2. Le tragique conradien, « miracle pitoyable 776 ».

La dernière description que Marlow offre de Jewel veut faire d’elle un personnage tragique :

‘I took her hand; it did not respond, and when I dropped it, it hung down to the floor. That indifference, more awful than tears, cries, and reproaches, seemed to defy time and consolation. You felt that nothing you could say would reach the seat of the still and benumbing pain.
Stein had said, “You shall hear.” I did hear. I heard it all, listening with amazement, with awe, to the tones of her inflexible weariness. She could not grasp the real sense of what she was telling me, and her resentment filled me with pity for her – for him too. (LJ 300)’

Sue étouffe un cri dans son abandon à Phillotson, Jude dit les paroles de Job, Tess est un signe à l’horizon, Jim pose un doigt sur ses lèvres.
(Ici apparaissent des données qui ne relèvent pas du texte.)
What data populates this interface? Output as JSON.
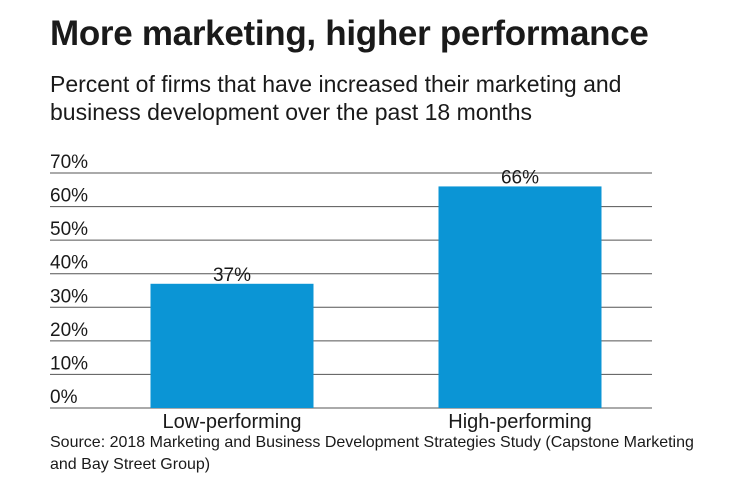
{
  "title": "More marketing, higher performance",
  "subtitle": "Percent of firms that have increased their marketing and business development over the past 18 months",
  "source": "Source: 2018 Marketing and Business Development Strategies Study (Capstone Marketing and Bay Street Group)",
  "colors": {
    "bar": "#0b95d5",
    "grid": "#555555",
    "text": "#1a1a1a"
  },
  "chart_data": {
    "type": "bar",
    "title": "More marketing, higher performance",
    "subtitle": "Percent of firms that have increased their marketing and business development over the past 18 months",
    "categories": [
      "Low-performing",
      "High-performing"
    ],
    "values": [
      37,
      66
    ],
    "data_labels": [
      "37%",
      "66%"
    ],
    "y_ticks": [
      "0%",
      "10%",
      "20%",
      "30%",
      "40%",
      "50%",
      "60%",
      "70%"
    ],
    "ylim": [
      0,
      70
    ],
    "unit": "%",
    "grid": true,
    "legend": "none"
  }
}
Jewel, elle, parle en excès et de sa bouche suinte une parole qui la dépasse, de son sein s’élève une voix étrangère qui circule d’un sujet à l’autre : “her resentment filled me with pity for her”. Et voilà que dans ces mots teintés de doute, la notion du tragique fait retour, dénuée d’une intention d’auto persuasion de la part de Marlow cette fois et disséminée dans la phrase : “awe” est bientôt suivi de “pity”. Ces mêmes termes sont déjà apparus un peu plus tôt dans le roman :

‘To discover that she had a voice at all was enough to strike awe into the heart. Had a spurned stone cried out in pain it could not have appeared a greater and more pitiful miracle. (LJ 276, je souligne)’
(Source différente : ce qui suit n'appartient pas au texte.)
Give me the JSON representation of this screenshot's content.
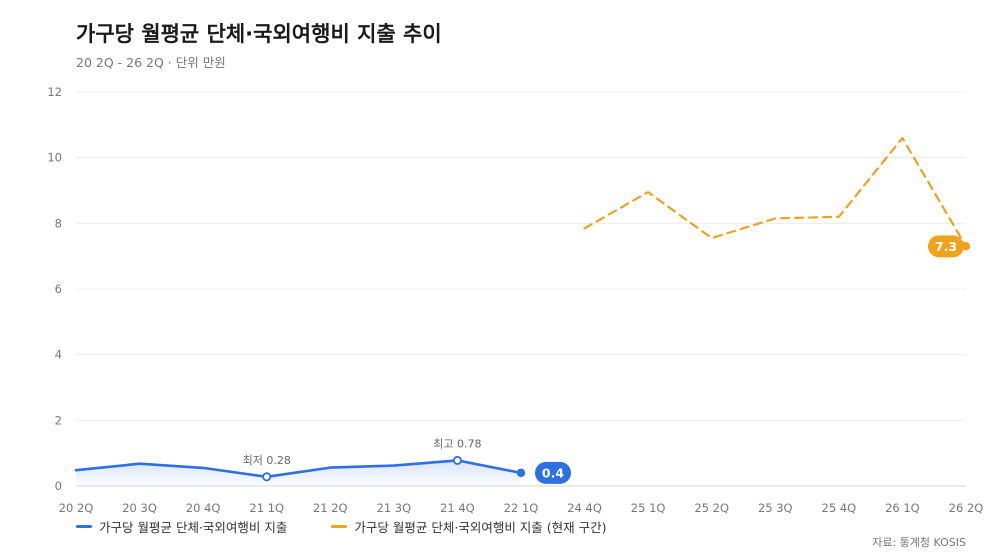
{
  "header": {
    "title": "가구당 월평균 단체·국외여행비 지출 추이",
    "subtitle": "20 2Q - 26 2Q · 단위 만원"
  },
  "footer": {
    "source": "자료: 통계청 KOSIS"
  },
  "colors": {
    "blue": "#2f6fe4",
    "orange": "#f0a21c",
    "grid": "#ececec",
    "axis_text": "#777777"
  },
  "chart_data": {
    "type": "line",
    "categories": [
      "20 2Q",
      "20 3Q",
      "20 4Q",
      "21 1Q",
      "21 2Q",
      "21 3Q",
      "21 4Q",
      "22 1Q",
      "24 4Q",
      "25 1Q",
      "25 2Q",
      "25 3Q",
      "25 4Q",
      "26 1Q",
      "26 2Q"
    ],
    "ylim": [
      0,
      12
    ],
    "yticks": [
      0,
      2,
      4,
      6,
      8,
      10,
      12
    ],
    "grid": true,
    "legend_position": "bottom-left",
    "series": [
      {
        "name": "가구당 월평균 단체·국외여행비 지출",
        "color": "#2f6fe4",
        "style": "solid",
        "area": true,
        "values": [
          0.48,
          0.68,
          0.55,
          0.28,
          0.56,
          0.62,
          0.78,
          0.4,
          null,
          null,
          null,
          null,
          null,
          null,
          null
        ]
      },
      {
        "name": "가구당 월평균 단체·국외여행비 지출 (현재 구간)",
        "color": "#f0a21c",
        "style": "dashed",
        "area": false,
        "values": [
          null,
          null,
          null,
          null,
          null,
          null,
          null,
          null,
          7.85,
          8.95,
          7.55,
          8.15,
          8.2,
          10.6,
          7.3
        ]
      }
    ],
    "annotations": [
      {
        "text": "최저 0.28",
        "series": 0,
        "index": 3
      },
      {
        "text": "최고 0.78",
        "series": 0,
        "index": 6
      }
    ],
    "end_labels": [
      {
        "text": "0.4",
        "series": 0,
        "index": 7
      },
      {
        "text": "7.3",
        "series": 1,
        "index": 14
      }
    ]
  }
}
Jewel est donc porteuse du tragique, mais l’insistance des termes de la catharsis à s’inscrire aux côtés de son nom de façon indirecte, se laissant porter par le langage sans que le locuteur ne semble le vouloir vraiment, peut signifier que son rôle importe plus au niveau narratif que diégétique. Elle n’est qu’un moment dans le récit quand Jim guide l’histoire. A l’image de Sue, son sacrifice est partiel, sa mort la fait s’abandonner au monde plutôt qu’au réel. Mais dans sa modernité, elle ne peut trouver nul refuge dans le mysticisme. C’est le nihilisme conradien qui seul l’accueille : les dieux s’effacent plus définitivement encore chez Conrad que chez Hardy dont les lignes résonnent d’échos bibliques et dessinent souvent le contour d’une église. Dans Lord Jim l’imaginaire religieux ne fonctionne plus et le réel affleure davantage à la surface de l’ordre symbolique dès lors que celui-ci est ébranlé par le doute, la trahison ou la mort.
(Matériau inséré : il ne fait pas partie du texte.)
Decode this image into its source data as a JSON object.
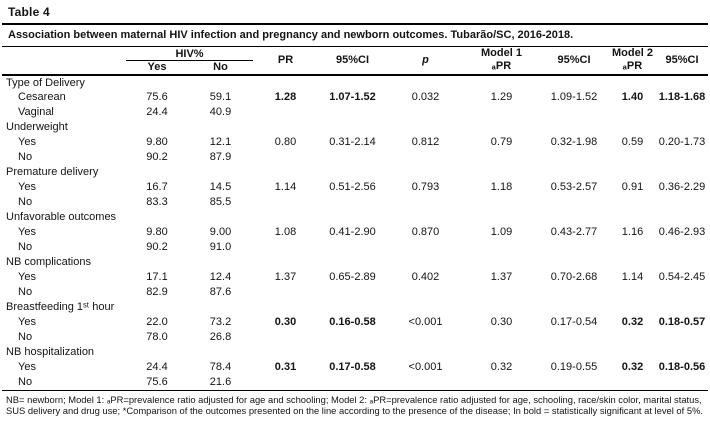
{
  "table": {
    "label": "Table 4",
    "caption": "Association between maternal HIV infection and pregnancy and newborn outcomes. Tubarão/SC, 2016-2018.",
    "header": {
      "hiv_group": "HIV%",
      "yes": "Yes",
      "no": "No",
      "pr": "PR",
      "ci1": "95%CI",
      "p": "p",
      "model1_line1": "Model 1",
      "model1_line2": "ₐPR",
      "ci2": "95%CI",
      "model2_line1": "Model 2",
      "model2_line2": "ₐPR",
      "ci3": "95%CI"
    },
    "rows": [
      {
        "label": "Type of Delivery",
        "indent": false,
        "cells": [
          "",
          "",
          "",
          "",
          "",
          "",
          "",
          "",
          ""
        ],
        "bold": []
      },
      {
        "label": "Cesarean",
        "indent": true,
        "cells": [
          "75.6",
          "59.1",
          "1.28",
          "1.07-1.52",
          "0.032",
          "1.29",
          "1.09-1.52",
          "1.40",
          "1.18-1.68"
        ],
        "bold": [
          2,
          3,
          7,
          8
        ]
      },
      {
        "label": "Vaginal",
        "indent": true,
        "cells": [
          "24.4",
          "40.9",
          "",
          "",
          "",
          "",
          "",
          "",
          ""
        ],
        "bold": []
      },
      {
        "label": "Underweight",
        "indent": false,
        "cells": [
          "",
          "",
          "",
          "",
          "",
          "",
          "",
          "",
          ""
        ],
        "bold": []
      },
      {
        "label": "Yes",
        "indent": true,
        "cells": [
          "9.80",
          "12.1",
          "0.80",
          "0.31-2.14",
          "0.812",
          "0.79",
          "0.32-1.98",
          "0.59",
          "0.20-1.73"
        ],
        "bold": []
      },
      {
        "label": "No",
        "indent": true,
        "cells": [
          "90.2",
          "87.9",
          "",
          "",
          "",
          "",
          "",
          "",
          ""
        ],
        "bold": []
      },
      {
        "label": "Premature delivery",
        "indent": false,
        "cells": [
          "",
          "",
          "",
          "",
          "",
          "",
          "",
          "",
          ""
        ],
        "bold": []
      },
      {
        "label": "Yes",
        "indent": true,
        "cells": [
          "16.7",
          "14.5",
          "1.14",
          "0.51-2.56",
          "0.793",
          "1.18",
          "0.53-2.57",
          "0.91",
          "0.36-2.29"
        ],
        "bold": []
      },
      {
        "label": "No",
        "indent": true,
        "cells": [
          "83.3",
          "85.5",
          "",
          "",
          "",
          "",
          "",
          "",
          ""
        ],
        "bold": []
      },
      {
        "label": "Unfavorable outcomes",
        "indent": false,
        "cells": [
          "",
          "",
          "",
          "",
          "",
          "",
          "",
          "",
          ""
        ],
        "bold": []
      },
      {
        "label": "Yes",
        "indent": true,
        "cells": [
          "9.80",
          "9.00",
          "1.08",
          "0.41-2.90",
          "0.870",
          "1.09",
          "0.43-2.77",
          "1.16",
          "0.46-2.93"
        ],
        "bold": []
      },
      {
        "label": "No",
        "indent": true,
        "cells": [
          "90.2",
          "91.0",
          "",
          "",
          "",
          "",
          "",
          "",
          ""
        ],
        "bold": []
      },
      {
        "label": "NB complications",
        "indent": false,
        "cells": [
          "",
          "",
          "",
          "",
          "",
          "",
          "",
          "",
          ""
        ],
        "bold": []
      },
      {
        "label": "Yes",
        "indent": true,
        "cells": [
          "17.1",
          "12.4",
          "1.37",
          "0.65-2.89",
          "0.402",
          "1.37",
          "0.70-2.68",
          "1.14",
          "0.54-2.45"
        ],
        "bold": []
      },
      {
        "label": "No",
        "indent": true,
        "cells": [
          "82.9",
          "87.6",
          "",
          "",
          "",
          "",
          "",
          "",
          ""
        ],
        "bold": []
      },
      {
        "label": "Breastfeeding 1ˢᵗ hour",
        "indent": false,
        "cells": [
          "",
          "",
          "",
          "",
          "",
          "",
          "",
          "",
          ""
        ],
        "bold": []
      },
      {
        "label": "Yes",
        "indent": true,
        "cells": [
          "22.0",
          "73.2",
          "0.30",
          "0.16-0.58",
          "<0.001",
          "0.30",
          "0.17-0.54",
          "0.32",
          "0.18-0.57"
        ],
        "bold": [
          2,
          3,
          7,
          8
        ]
      },
      {
        "label": "No",
        "indent": true,
        "cells": [
          "78.0",
          "26.8",
          "",
          "",
          "",
          "",
          "",
          "",
          ""
        ],
        "bold": []
      },
      {
        "label": "NB hospitalization",
        "indent": false,
        "cells": [
          "",
          "",
          "",
          "",
          "",
          "",
          "",
          "",
          ""
        ],
        "bold": []
      },
      {
        "label": "Yes",
        "indent": true,
        "cells": [
          "24.4",
          "78.4",
          "0.31",
          "0.17-0.58",
          "<0.001",
          "0.32",
          "0.19-0.55",
          "0.32",
          "0.18-0.56"
        ],
        "bold": [
          2,
          3,
          7,
          8
        ]
      },
      {
        "label": "No",
        "indent": true,
        "cells": [
          "75.6",
          "21.6",
          "",
          "",
          "",
          "",
          "",
          "",
          ""
        ],
        "bold": []
      }
    ],
    "footnote": "NB= newborn; Model 1: ₐPR=prevalence ratio adjusted for age and schooling; Model 2: ₐPR=prevalence ratio adjusted for age, schooling, race/skin color, marital status, SUS delivery and drug use; *Comparison of the outcomes presented on the line according to the presence of the disease; In bold = statistically significant at level of 5%."
  }
}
L’imaginaire de Jim ne survit pas au protagoniste puisque le Patusan plonge à nouveau dans le chaos. L’idéal de Brierly n’est rien d’autre qu’une illusion, toute vitale soit-elle. L’unique espoir semble résider dans le code d’honneur revendiqué par le lieutenant français qui avoue cependant ne pas savoir ce qu’il y a derrière, quand on y désobéit :

‘“Allow me… I contended that one may get on knowing very well that one’s courage does not come of itself (ne vient pas tout seul). There’s nothing much in that to get upset about. One truth the more ought not to make life impossible… But the honour – the honour, monsieur!… The honour… that is real – that is! And what life may be worth when”… he got on his feet with a ponderous impetuosity, as a startled ox might scramble up from the grass… “when the honour is gone – ah ça! Par exemple – I can offer no opinion. I can offer no opinion – because – monsieur – I know nothing of it.” (LJ 152)’

Le lieutenant refuse d’aller voir derrière le voile des conventions, d’abord parce que cela laisserait supposer qu’il a lui-même, à un moment de sa vie, perdu son honneur et ensuite parce que “the honour – the honour” est selon lui le seul et ultime rempart à “The horror! The horror 777 !”

Marlow ne peut donc se satisfaire de cette interprétation, quoique l’entrevue avec le lieutenant français soit mise en relief dans la diégèse, à la fois par sa longueur et par l’attitude du narrateur qui dit expérimenter, durant la scène, “a moment of vision” (LJ148). Cependant, telle l’épiphanie joycienne ou le “moment of being” wolfien, il ne peut s’immortaliser car il est la proie du temps, voué à disparaître aussi vite qu’il est apparu 778 .

‘It’s extraordinary how we go through life with eyes half shut, with dull ears, with dormant thoughts. Perhaps it’s just as well; and it may be that it is that very dullness that makes life to the incalculable majority so supportable and so welcome. Nevertheless there can be but few of us who had never known one of those rare moments of awakening when we see, hear, understand ever so much – everything – in a flash – before we fall back again into our agreeable somnolence. (LJ 148)’

L’éveil éphémère évoqué par Marlow se produit sur le mode du regard et de la voix, lorsque l’invisible, l’indicible, l’inaudible, et l’incompréhensible se révèlent au-delà des mots, au-delà de la réalité. Aussi la toile sur laquelle Marlow peint histoire et personnages est-elle pleine de trous, laissant filtrer le réel tout en le rendant supportable. Le récit est ponctué d’instants de lucidité, “[w]hose magic penetrates like a dart” disait Hardy et que le lecteur, “when unaware 779 ”, ressentira peut-être le temps d’un éclair.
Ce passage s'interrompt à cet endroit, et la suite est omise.